On 12/08/2011 8:03 AM, Waldo Nell wrote:
I have PostgreSQL 8.4.8 on Ubuntu Linux x64.  Server is a Core i7 950 with 6GB 
of RAM.  2GB of RAM us used by Java, some small amount by the kernel / services 
and the rest is available to PostgreSQL.  Hard drive is a single 7200 RPM SATA 
1TB Caviar Black HDD.  No other applications / processes are running when I 
perform my tests.

I have an application that performs about 80% reads and 20% writes for a 
specific billrun.   It takes about 60 minutes to complete, and I can have it 
perform precisely the same queries repeatedly.  I have consistently showed that 
when shared_buffers = 24MB (the default), and wal_buffers = 64kB, the system 
completes the process in 50 minutes.  When I bump shared_buffers to 1500MB, the 
system slows down and takes 60 minutes to complete the same process.  Changing 
that back to 24MB, but then changing wal_buffers to 16MB has the same impact - 
performance drops from 50 minutes to about 61 minutes.  Changing those two 
parameters back to the defaults returns the time to 50 minutes.

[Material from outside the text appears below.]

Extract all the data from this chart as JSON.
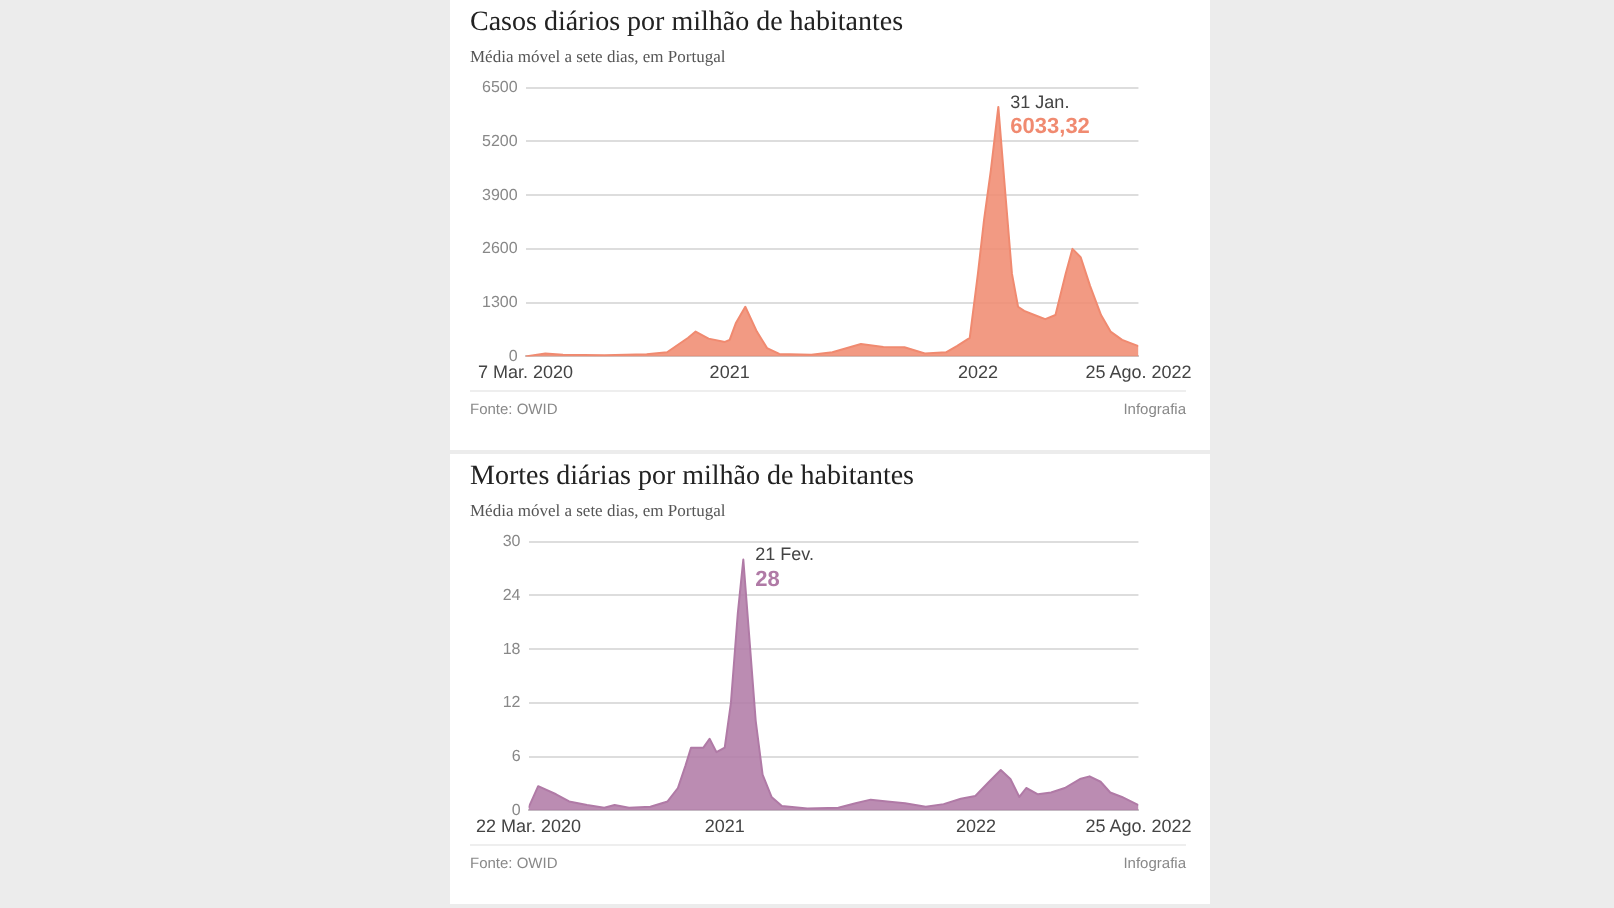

fsync = off for these tests - not sure if it is relevant.

It certainly is if you're doing any writes as part of your testing.

fsync=off is pretty much the same as saying "eat my data whenever you feel like it, I really don't care about it". It's a good option for bulk-loading data into new empty clusters and for systems that rely on replication plus a tolerance for data loss. For anything else it's a really, really bad idea.

Please explain why the system is slower with the recommended values for these 
two settings?  The DB is about 74GB, the largest table has 180 million rows.

Without any performance measurements, EXPLAIN ANALYZE results, etc it's very hard to know. You'd need to collect vmstat and iostat output among other things to be able to get any idea.